Núñez: detuvieron a la joven del buzo rosa, la prófuga del homicidio de las 22 puñaladas



La buscaban desde el viernes pasado, pero ya no estaba en los lugares que solía frecuentar. Su supuesta cómplice ya había sido detenida. Hoy se subió a un auto pero no pudo ir muy lejos. Fue vista por el comisario de la policía bonaerense Javier Martínez que la reconoció y la interceptó. “Soy yo la que buscan”, habría dicho la joven de 20 años. La muchacha tenía orden de captura por su presunta participación en el homicidio de Adrián Muñoz, un vecino de Núñez asesinado de 22 puñaladas y cuyo cuerpo fue encontrado con dos cuchillos clavados en la espalda.

Así lo informaron a LA NACION fuentes judiciales y policiales. Las dos sospechosas detenidas quedaron registradas en la filmación de una cámara de seguridad cuando, el lunes de la semana pasada, ingresaban junto a Muñoz en el edificio de Ciudad De La Paz al 3300, donde vivía la víctima. También fueron filmadas cuando se retiraban, solas.

Las sospechosas fueron captadas por las cámaras de seguridad de un quiosco de Núñez

Las supuestas asesinas fueron identificadas después de un trabajo hecho entre el equipo de trabajo del fiscal José María Campagnoli, el juez en lo criminal y correccional porteño Alberto Baños, la Secretaría de Investigaciones Penales (SIPE) de la Unidad Fiscal Especializada en Investigación Criminal Compleja (Ufecri), detectives de la Policía de la Ciudad y especialistas de la División Individualización Criminal de la Policía Federal Argentina (PFA).

“Las dos vivían en La Matanza. Personal de la policía bonaerense se interiorizó en el tema y caminó la zona donde podían estar. El comisario Martínez y personal de la seccional de San Alberto detuvieron hoy a la prófuga en Virrey del Pino”, dijo una fuente judicial.

Muñoz fue asesinado el lunes pasado en su departamento situado en un edificio de Ciudad De La Paz al 3300. Su cuerpo fue hallado con dos cuchillos clavados en la espalda.

“En el departamento de la víctima encontramos la mesa puesta para cenar, pero no llegaron ni a comer. Tomaron whisky. Después ocurrió el homicidio”, explicó una fuente del caso.
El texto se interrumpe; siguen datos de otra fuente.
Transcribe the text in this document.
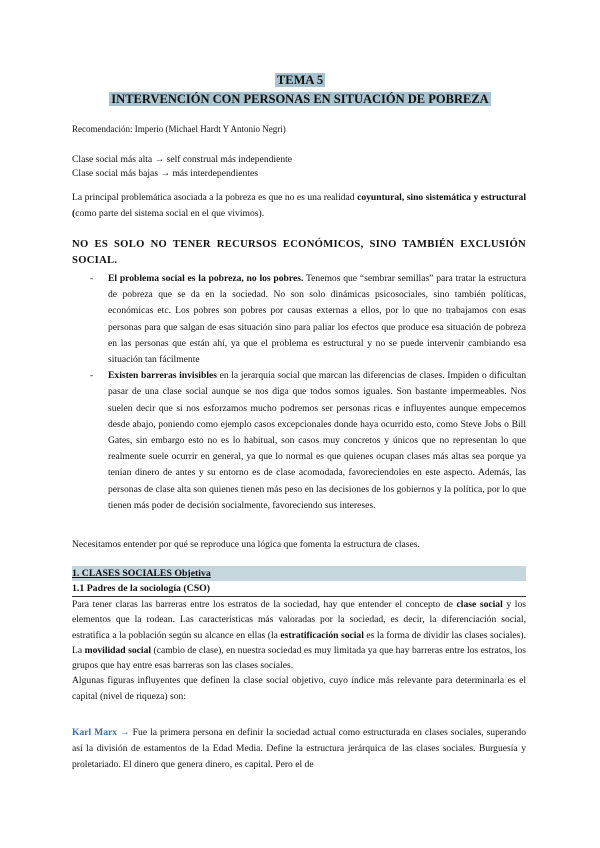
TEMA 5
INTERVENCIÓN CON PERSONAS EN SITUACIÓN DE POBREZA
Recomendación: Imperio (Michael Hardt Y Antonio Negri)
Clase social más alta → self construal más independiente
Clase social más bajas → más interdependientes
La principal problemática asociada a la pobreza es que no es una realidad coyuntural, sino sistemática y estructural (como parte del sistema social en el que vivimos).
NO ES SOLO NO TENER RECURSOS ECONÓMICOS, SINO TAMBIÉN EXCLUSIÓN SOCIAL.
- El problema social es la pobreza, no los pobres. Tenemos que “sembrar semillas” para tratar la estructura de pobreza que se da en la sociedad. No son solo dinámicas psicosociales, sino también políticas, económicas etc. Los pobres son pobres por causas externas a ellos, por lo que no trabajamos con esas personas para que salgan de esas situación sino para paliar los efectos que produce esa situación de pobreza en las personas que están ahí, ya que el problema es estructural y no se puede intervenir cambiando esa situación tan fácilmente
- Existen barreras invisibles en la jerarquía social que marcan las diferencias de clases. Impiden o dificultan pasar de una clase social aunque se nos diga que todos somos iguales. Son bastante impermeables. Nos suelen decir que si nos esforzamos mucho podremos ser personas ricas e influyentes aunque empecemos desde abajo, poniendo como ejemplo casos excepcionales donde haya ocurrido esto, como Steve Jobs o Bill Gates, sin embargo esto no es lo habitual, son casos muy concretos y únicos que no representan lo que realmente suele ocurrir en general, ya que lo normal es que quienes ocupan clases más altas sea porque ya tenían dinero de antes y su entorno es de clase acomodada, favoreciendoles en este aspecto. Además, las personas de clase alta son quienes tienen más peso en las decisiones de los gobiernos y la política, por lo que tienen más poder de decisión socialmente, favoreciendo sus intereses.
Necesitamos entender por qué se reproduce una lógica que fomenta la estructura de clases.
1. CLASES SOCIALES Objetiva
1.1 Padres de la sociología (CSO)
Para tener claras las barreras entre los estratos de la sociedad, hay que entender el concepto de clase social y los elementos que la rodean. Las características más valoradas por la sociedad, es decir, la diferenciación social, estratifica a la población según su alcance en ellas (la estratificación social es la forma de dividir las clases sociales). La movilidad social (cambio de clase), en nuestra sociedad es muy limitada ya que hay barreras entre los estratos, los grupos que hay entre esas barreras son las clases sociales.
Algunas figuras influyentes que definen la clase social objetivo, cuyo índice más relevante para determinarla es el capital (nivel de riqueza) son:
Karl Marx → Fue la primera persona en definir la sociedad actual como estructurada en clases sociales, superando así la división de estamentos de la Edad Media. Define la estructura jerárquica de las clases sociales. Burguesía y proletariado. El dinero que genera dinero, es capital. Pero el de
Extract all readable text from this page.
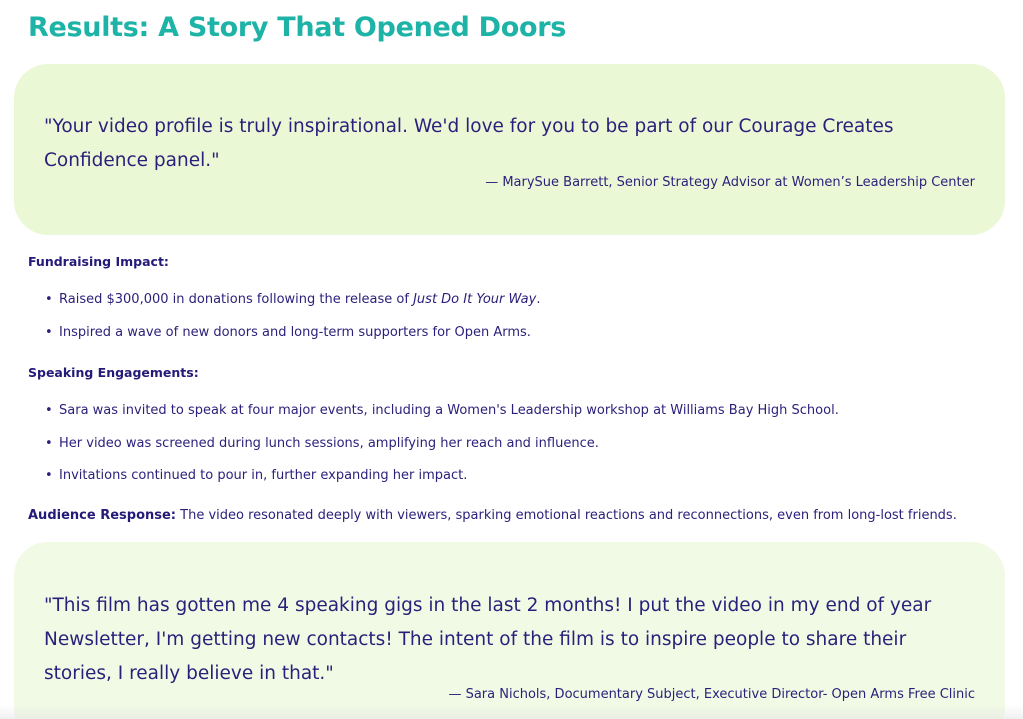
Results: A Story That Opened Doors

"Your video profile is truly inspirational. We'd love for you to be part of our Courage Creates Confidence panel."

— MarySue Barrett, Senior Strategy Advisor at Women’s Leadership Center

Fundraising Impact:
• Raised $300,000 in donations following the release of Just Do It Your Way.
• Inspired a wave of new donors and long-term supporters for Open Arms.
Speaking Engagements:
• Sara was invited to speak at four major events, including a Women's Leadership workshop at Williams Bay High School.
• Her video was screened during lunch sessions, amplifying her reach and influence.
• Invitations continued to pour in, further expanding her impact.

Audience Response: The video resonated deeply with viewers, sparking emotional reactions and reconnections, even from long-lost friends.

"This film has gotten me 4 speaking gigs in the last 2 months! I put the video in my end of year Newsletter, I'm getting new contacts! The intent of the film is to inspire people to share their stories, I really believe in that."

— Sara Nichols, Documentary Subject, Executive Director- Open Arms Free Clinic
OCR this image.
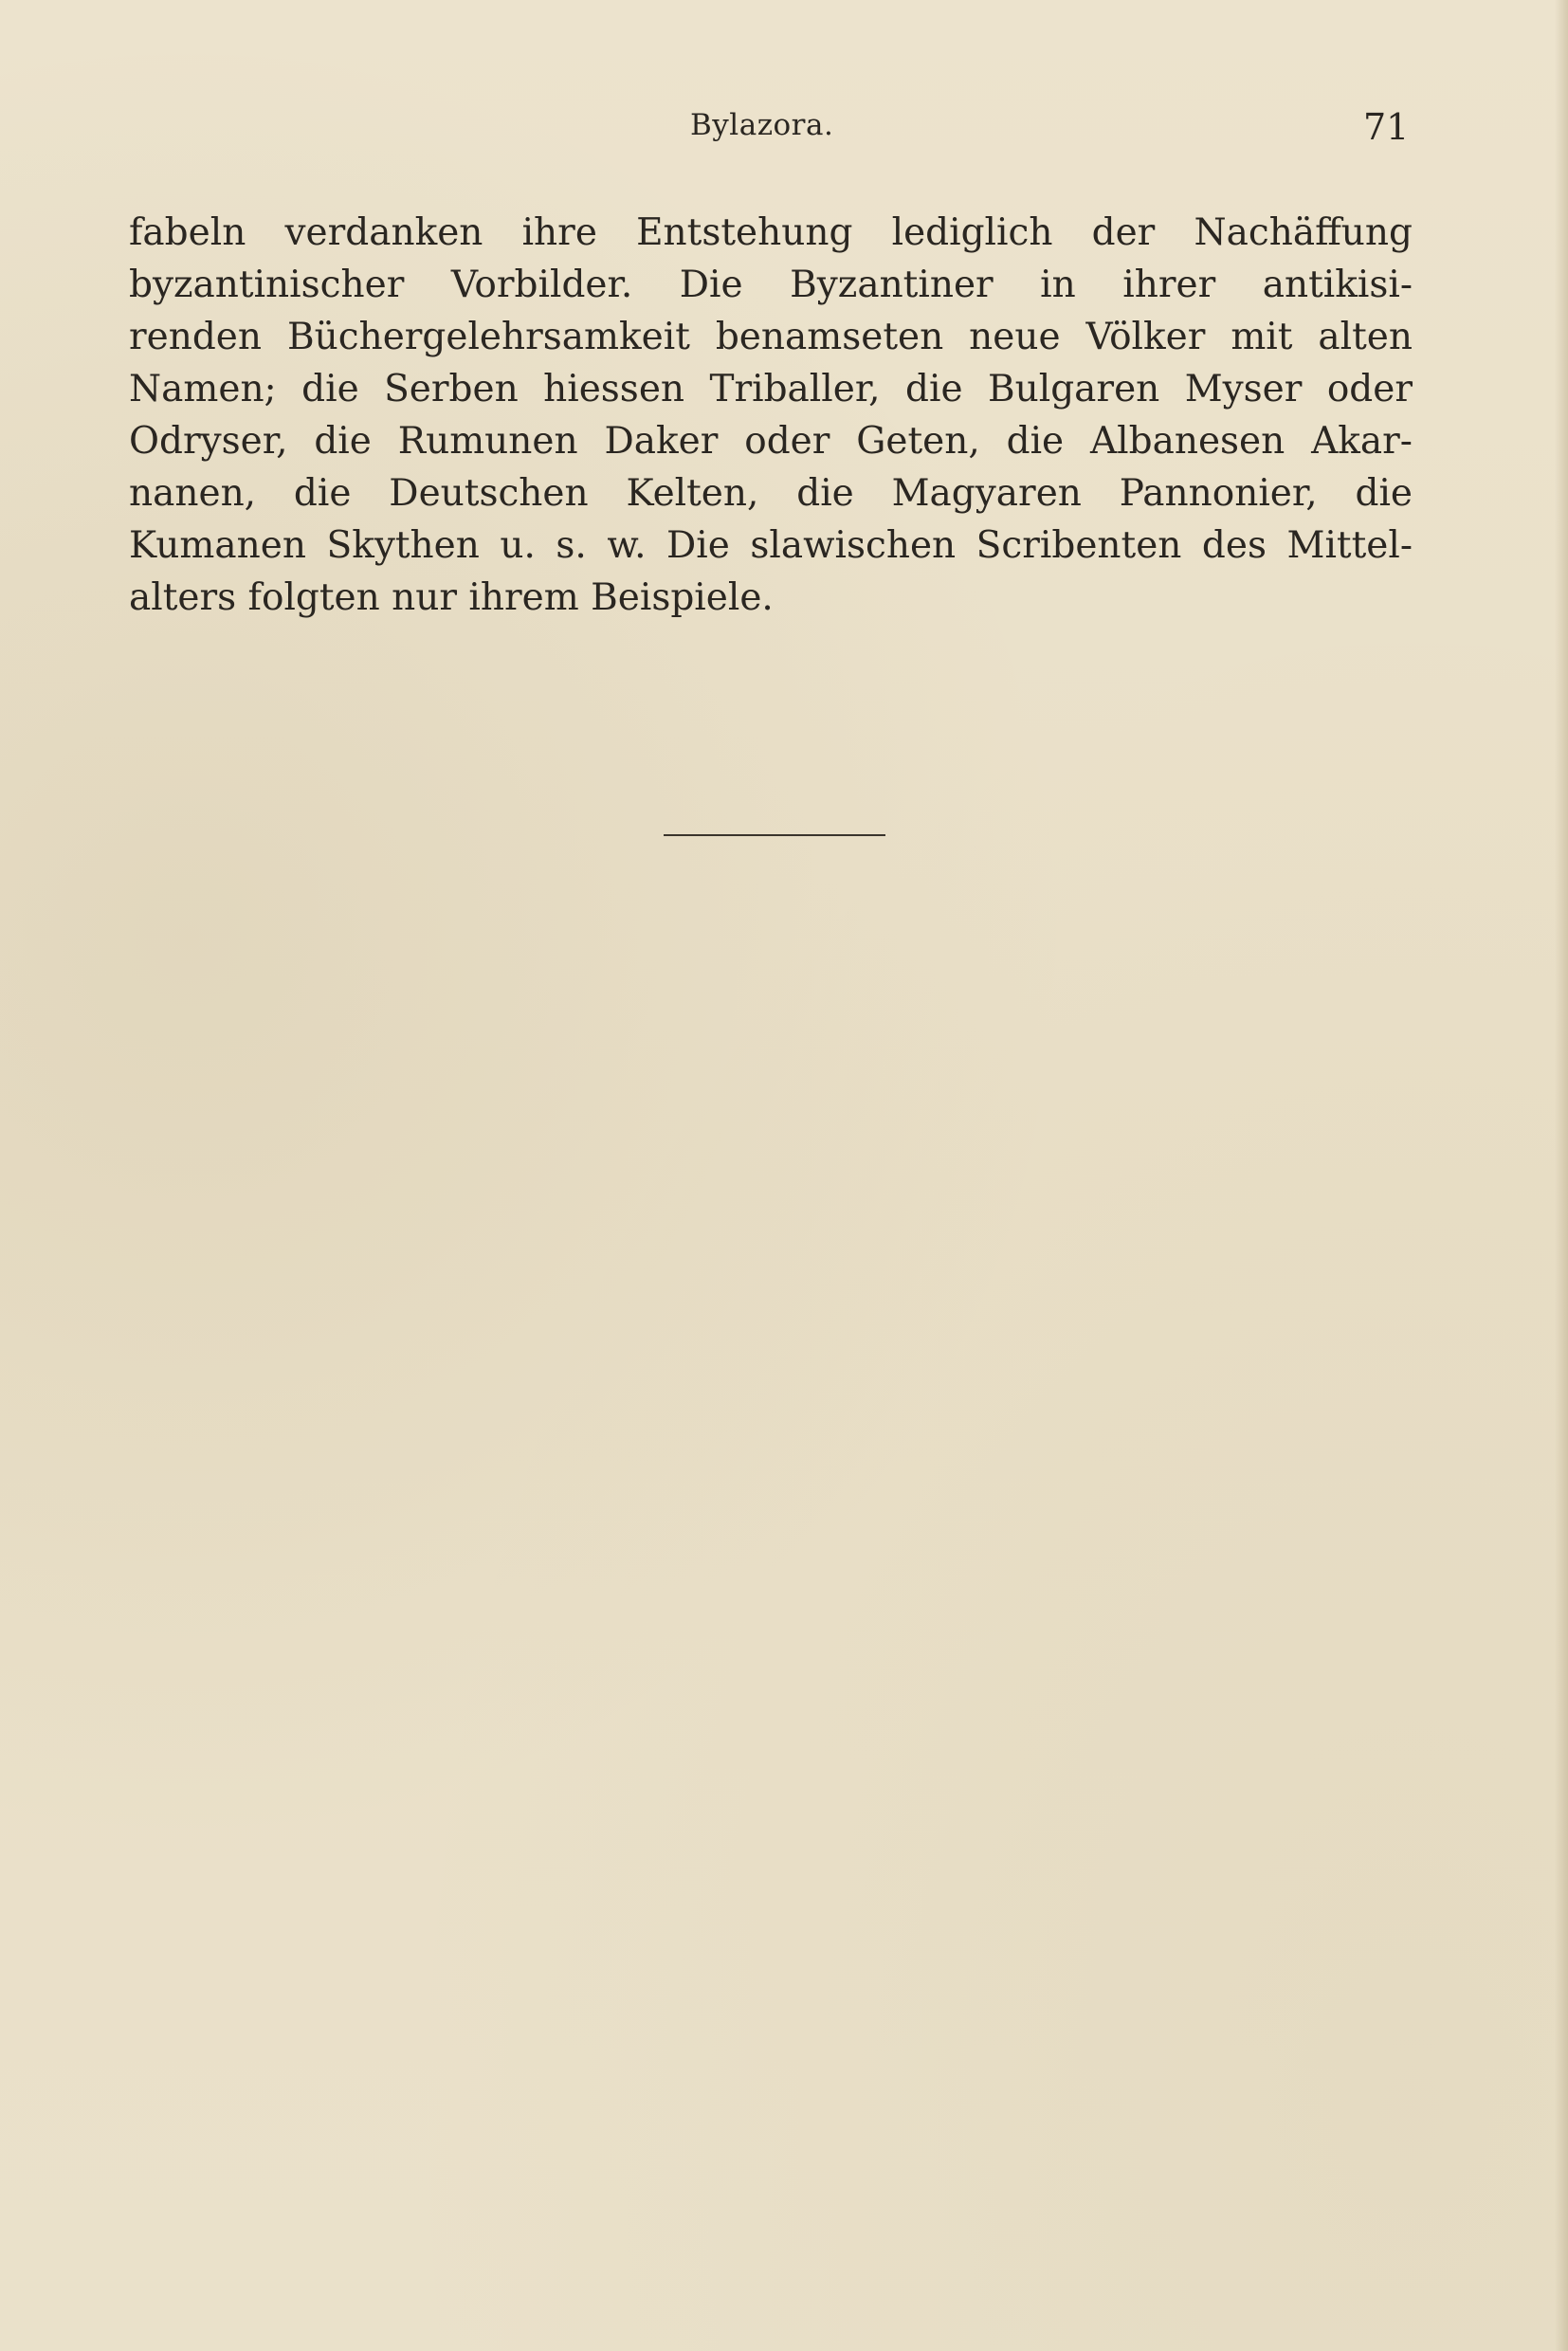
Bylazora.	71
fabeln verdanken ihre Entstehung lediglich der Nachäffung
byzantinischer Vorbilder. Die Byzantiner in ihrer antikisi-
renden Büchergelehrsamkeit benamseten neue Völker mit alten
Namen; die Serben hiessen Triballer, die Bulgaren Myser oder
Odryser, die Rumunen Daker oder Geten, die Albanesen Akar-
nanen, die Deutschen Kelten, die Magyaren Pannonier, die
Kumanen Skythen u. s. w. Die slawischen Scribenten des Mittel-
alters folgten nur ihrem Beispiele.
Los detectives policiales y judiciales consiguieron la filmación de un quiosco situado en Juana Azurduy al 2500, donde la víctima fue a comprar una gaseosa acompañada de dos jóvenes, cuyos rostros, a pesar de los barbijos, quedaron registrados.

Una de las muchachas llevaba puesto un buzo negro, calzaba zapatillas deportivas negras y tenía en sus manos una bolsa de plástico. La otra vestía un buzo rosa.

“Una vestimenta similar [por el buzo rosa] tenía la persona que estaba sentada al lado de Muñoz cuando el vehículo de la víctima fue registrado por el lector de patentes del gobierno porteño al ingresar, el día del homicidio, a la ciudad de Buenos Aires desde el conurbano”, explicó una fuente del caso.

Los investigadores suponen que Muñoz había ido a La Matanza a buscar a las dos jóvenes que, con el correr de la investigación, se convirtieron en sospechosas del homicidio.

A las pruebas fílmicas, los investigadores le sumaron una fotografía aportada por Reinaldo Muñoz, hermano de la víctima, que vive en España. Se trataba de una imagen de una joven que, según contó el testigo, había comenzado una relación con Muñoz.

“Los rasgos de la joven de la fotografía coinciden con la persona que el día del homicidio vestía el buzo rosa”, explicaron fuentes del caso.